The mechanics are abstract and potentially very cool, but we found it hard to wrap our heads around them. First of all, in addition to all the ideas about the world, you also need to come up with Praxis, that is, the way things are done in this world. You might think of it as attributes or skills, but Praxis is composed of two pairs of opposite qualities — to use an example from the rule book, Violence/Compassion and Buying/Stealing. We picked Reason/Compassion and Diplomacy & Bureaucracy / Radicalism. The good side about this mechanic is that the game doesn’t limit your options: it can accommodate both alien-blasting adventuring and human/AI love stories. The trickier side is that you need to learn what works and what doesn’t, and the rule book doesn’t really help you with it. As such, creating and playing a Praxis is kind of like playtesting a game. It probably suits some people better than others. For us, it added to the cognitive load. I’m willing to try the game again, but just so you know, it can be a handful. The mechanic shows promise and the internet probably offers guidance (I’d be grateful for any links!).
The one thing about Shock: that I don’t much like is the scene structure, and I’m not sure if it’s just a matter of learning to play the game or if the game just doesn’t suit my tastes (or if the game wasn’t suited for us as a group). The session is divided into scenes, and in each scene, there’s one conflict — very basic Forge game design from the 00s. There’s two or three, maybe four scenes per character per story (depending on how the player of the antagonist uses their mechanical resources), and you drive each scene towards conflict, in which you need to spell out non-exclusive intents for both parties.
The small number of scenes feels limiting. It’s entirely possible that the protagonist’s story is over in two scenes. As an idea, that just seems off and wrong. I don’t know how it would work in practice.

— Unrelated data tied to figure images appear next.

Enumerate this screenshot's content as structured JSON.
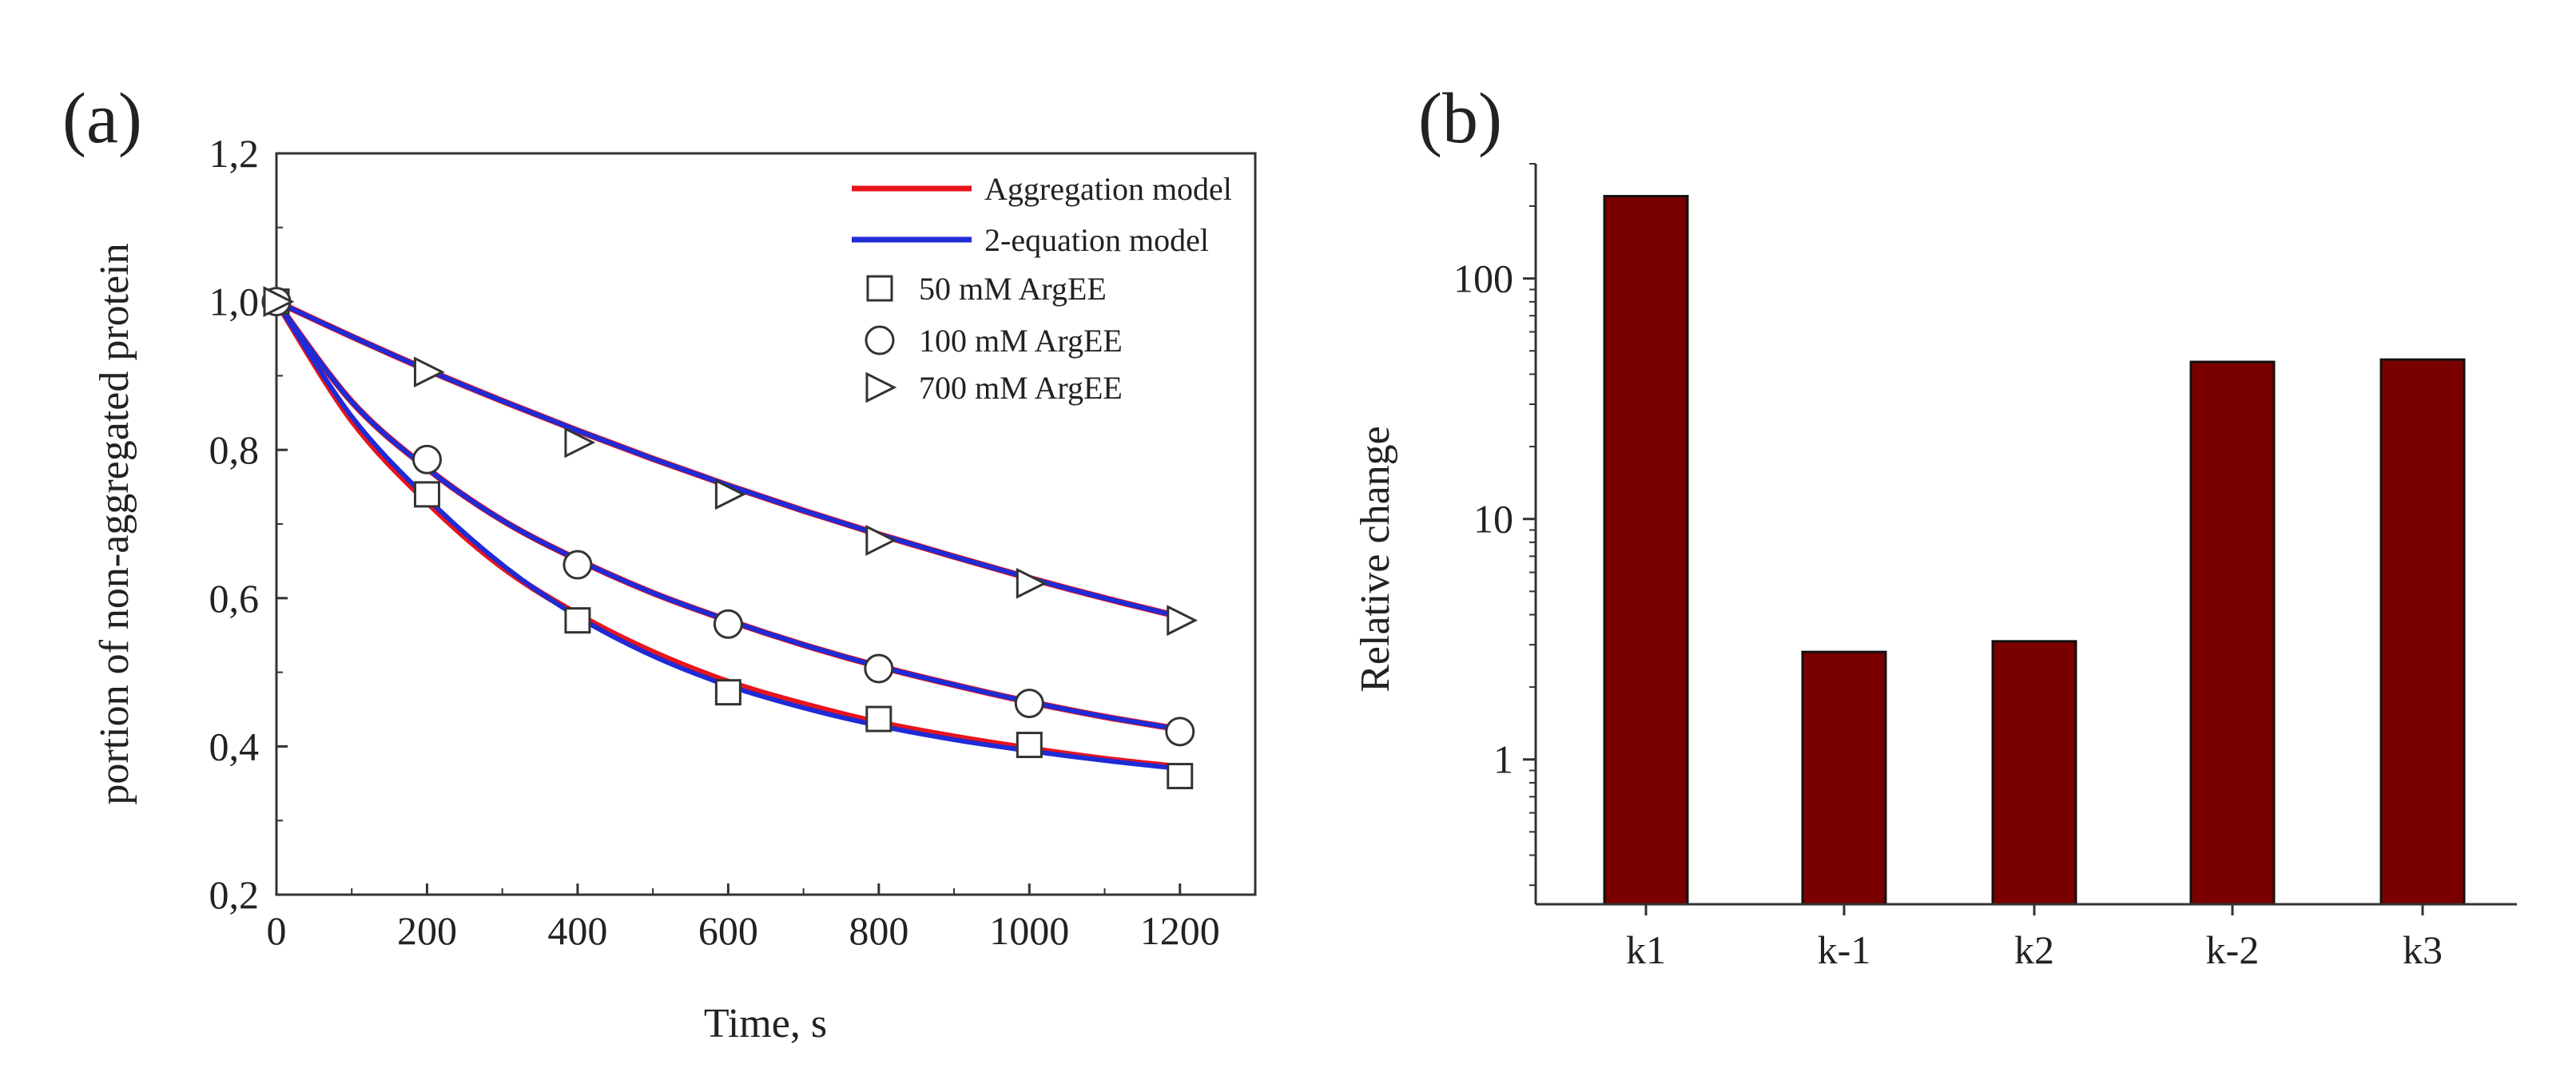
{
  "colors": {
    "model_a": "#e8141c",
    "model_b": "#1f2bd6",
    "marker": "#333333",
    "bar_fill": "#7a0000",
    "bar_stroke": "#111111",
    "axis": "#333333"
  },
  "chart_data": [
    {
      "type": "line",
      "panel_label": "(a)",
      "title": "",
      "xlabel": "Time, s",
      "ylabel": "portion of non-aggregated protein",
      "xlim": [
        0,
        1300
      ],
      "ylim": [
        0.2,
        1.2
      ],
      "xticks": [
        "0",
        "200",
        "400",
        "600",
        "800",
        "1000",
        "1200"
      ],
      "xtick_values": [
        0,
        200,
        400,
        600,
        800,
        1000,
        1200
      ],
      "yticks": [
        "0,2",
        "0,4",
        "0,6",
        "0,8",
        "1,0",
        "1,2"
      ],
      "ytick_values": [
        0.2,
        0.4,
        0.6,
        0.8,
        1.0,
        1.2
      ],
      "legend_position": "top-right",
      "legend": [
        "Aggregation model",
        "2-equation model",
        "50 mM ArgEE",
        "100 mM ArgEE",
        "700 mM ArgEE"
      ],
      "lines": [
        {
          "name": "Aggregation model",
          "color_key": "model_a",
          "curves": [
            {
              "x": [
                0,
                100,
                200,
                300,
                400,
                500,
                600,
                700,
                800,
                900,
                1000,
                1100,
                1200
              ],
              "y": [
                1.0,
                0.84,
                0.73,
                0.642,
                0.578,
                0.527,
                0.487,
                0.457,
                0.432,
                0.413,
                0.397,
                0.383,
                0.372
              ]
            },
            {
              "x": [
                0,
                100,
                200,
                300,
                400,
                500,
                600,
                700,
                800,
                900,
                1000,
                1100,
                1200
              ],
              "y": [
                1.0,
                0.865,
                0.775,
                0.705,
                0.652,
                0.607,
                0.57,
                0.537,
                0.508,
                0.483,
                0.46,
                0.44,
                0.423
              ]
            },
            {
              "x": [
                0,
                100,
                200,
                300,
                400,
                500,
                600,
                700,
                800,
                900,
                1000,
                1100,
                1200
              ],
              "y": [
                1.0,
                0.953,
                0.908,
                0.866,
                0.826,
                0.788,
                0.752,
                0.718,
                0.686,
                0.656,
                0.627,
                0.6,
                0.575
              ]
            }
          ]
        },
        {
          "name": "2-equation model",
          "color_key": "model_b",
          "curves": [
            {
              "x": [
                0,
                100,
                200,
                300,
                400,
                500,
                600,
                700,
                800,
                900,
                1000,
                1100,
                1200
              ],
              "y": [
                1.0,
                0.845,
                0.735,
                0.645,
                0.575,
                0.522,
                0.482,
                0.452,
                0.428,
                0.409,
                0.394,
                0.381,
                0.37
              ]
            },
            {
              "x": [
                0,
                100,
                200,
                300,
                400,
                500,
                600,
                700,
                800,
                900,
                1000,
                1100,
                1200
              ],
              "y": [
                1.0,
                0.865,
                0.775,
                0.705,
                0.652,
                0.607,
                0.57,
                0.537,
                0.508,
                0.483,
                0.46,
                0.44,
                0.423
              ]
            },
            {
              "x": [
                0,
                100,
                200,
                300,
                400,
                500,
                600,
                700,
                800,
                900,
                1000,
                1100,
                1200
              ],
              "y": [
                1.0,
                0.953,
                0.908,
                0.866,
                0.826,
                0.788,
                0.752,
                0.718,
                0.686,
                0.656,
                0.627,
                0.6,
                0.575
              ]
            }
          ]
        }
      ],
      "points": [
        {
          "name": "50 mM ArgEE",
          "marker": "square",
          "x": [
            0,
            200,
            400,
            600,
            800,
            1000,
            1200
          ],
          "y": [
            1.0,
            0.74,
            0.57,
            0.473,
            0.437,
            0.402,
            0.36
          ]
        },
        {
          "name": "100 mM ArgEE",
          "marker": "circle",
          "x": [
            0,
            200,
            400,
            600,
            800,
            1000,
            1200
          ],
          "y": [
            1.0,
            0.787,
            0.645,
            0.565,
            0.505,
            0.458,
            0.42
          ]
        },
        {
          "name": "700 mM ArgEE",
          "marker": "triangle-right",
          "x": [
            0,
            200,
            400,
            600,
            800,
            1000,
            1200
          ],
          "y": [
            1.0,
            0.905,
            0.81,
            0.74,
            0.678,
            0.62,
            0.57
          ]
        }
      ]
    },
    {
      "type": "bar",
      "panel_label": "(b)",
      "title": "",
      "xlabel": "",
      "ylabel": "Relative change",
      "yscale": "log",
      "ylim": [
        0.25,
        300
      ],
      "categories": [
        "k1",
        "k-1",
        "k2",
        "k-2",
        "k3"
      ],
      "values": [
        220,
        2.8,
        3.1,
        45,
        46
      ],
      "yticks": [
        "1",
        "10",
        "100"
      ],
      "ytick_values": [
        1,
        10,
        100
      ]
    }
  ]
}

The conflict resolution rules might be really good, though. I like how both parties have intents, and both of them might fail or succeed. The process might take the story to highly unexpected directions that I never could have dreamt up just by myself, as was the case with Van Damme 6. But in this first session, it all added to the cognitive load. Maybe it was the all the trying to keep up with all the nifty ideas, various characters and details, separate story lines, and new mechanics meant that our conflicts and scenes drifted towards the very macro and abstract, and we had trouble keeping the story at the characters’ level. The mechanics seemed to create a nifty structure for a story, but we couldn’t quite get into the story. Like I said, I’m not sure if it’s because of our inexperience with the system or because of the features of the system or because the system didn’t suit our collective playing style.

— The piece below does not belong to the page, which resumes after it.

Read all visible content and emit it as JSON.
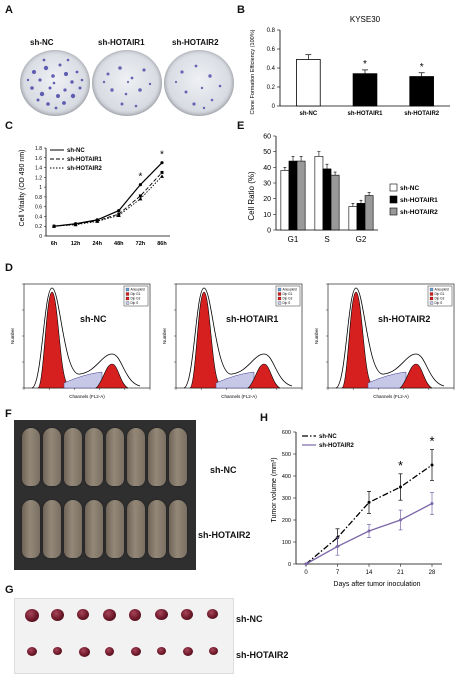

Just writing about the game takes quite a lot. On the one hand, I’m quite happy for the intensely cerebral experience. On the other, I’d like to feel like I’m playing in a story, not just collectively fleshing out the rough outlines for a short story. But it might also be an acquired taste. I’m willing to give the game another try — hell, it can accommodate questions of AI polyamory and Cartesian Dualism! — and I’ll be trawling the internet for more info. Any hints and suggestions are welcome!